Scaoplite is a solid solution between marialite (Na4(Al3Si9O24)Cl) and meionite (Ca4(Al6Si6O24)CO3) and occurrences are often an irregular mixture of the two end members. In addition to informing us that the Rose Road scapolite is very close to a 50% mixture of the two end members Steve Chamblerlain sent us a picture of intergrown scapolite crystals collected this year. The specimen is about 4” high.
Scapolite from Rose Road. Specimen and photo by Steve Chamberlain.
Scapolite has two distinct cleavage directions and also fractures conchoidally such that full crystals such as these are not likely to be exposed by breaking the Rose Road skarn rock. Rather they can be exposed by dissolving encasing calcite.
The Rose Road scapolite becomes much more attractive when subjected to a black light. The fluorescence is bright yellow to short wave UV. Anyone interested in fluorescent minerals must make a trip to Rose Road.
For me the highlight of my July visit to Rose Road came while walking around the satellite tower atop the hill. I was with a group of collectors from the Rochester Academy of Science when I heard from across the pad that someone had found native copper. Of course, you did, I thought, but as he approached the rest of us I could see that is exactly what he was showing us. In fact when we went back to where he had collected it there was a small mound of crushed aggregate covered with native copper. We collected and divided the loot and sat back to reflect on what we had.

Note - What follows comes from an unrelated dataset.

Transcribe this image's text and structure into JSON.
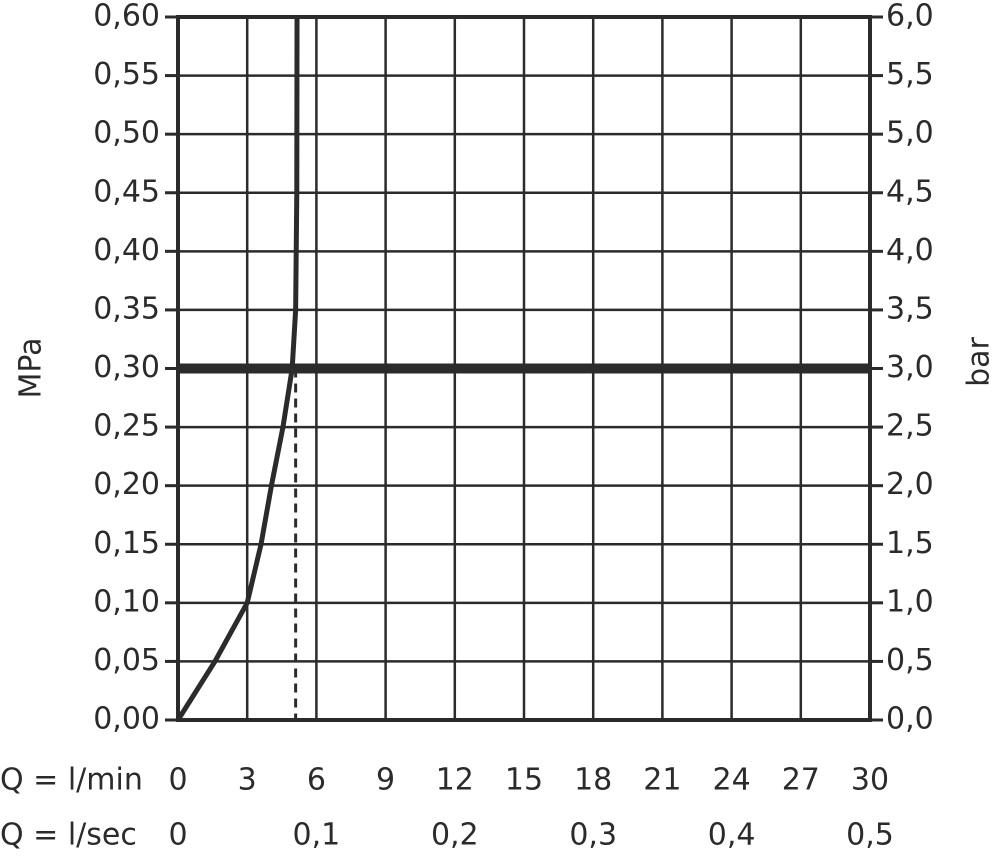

The occurrence was at the base of a large metal fence post flanking the satellite tower and a significant mass of once insulated copper wire had been ravaged along the post. It seems that lightning had likely struck the fence and remobilized the copper to the ground where it had annealed on the marble aggregate. I’m calling them copper fulgurites. The larger one in this grouping is over 4” wide and 3” high and three marble cobbles are forever joined by the annealing copper. The smallest is a great 1” thumbnail. In a region where most of the mineralization is over 1 Billion years old, my prized pieces may have formed this year !

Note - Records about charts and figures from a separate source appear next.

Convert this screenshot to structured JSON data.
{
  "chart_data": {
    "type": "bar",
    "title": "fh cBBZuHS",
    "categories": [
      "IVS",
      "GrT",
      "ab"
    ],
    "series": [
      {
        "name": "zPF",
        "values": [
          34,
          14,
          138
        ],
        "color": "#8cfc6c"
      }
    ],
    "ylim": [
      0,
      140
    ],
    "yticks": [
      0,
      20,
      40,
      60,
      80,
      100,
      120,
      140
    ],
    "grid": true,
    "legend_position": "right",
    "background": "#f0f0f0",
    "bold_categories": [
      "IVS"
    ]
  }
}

Copper fulgurites from satellite tower off of Rose Road. Largest specimen is 3″ high.
The Rose Road, Pitcairn, NY location was not only a popular target for field collectors this year, but it was also the subject of two publications.
Chamberlain and Robinson (2013), The Collector’s Guide to the Minerals of New York State, Shiffer Publishing, pg. 46-49.
Walter, M. (2013), Four collecting sites in St. Lawrence County, Rock and Gem, October, p. 34-37.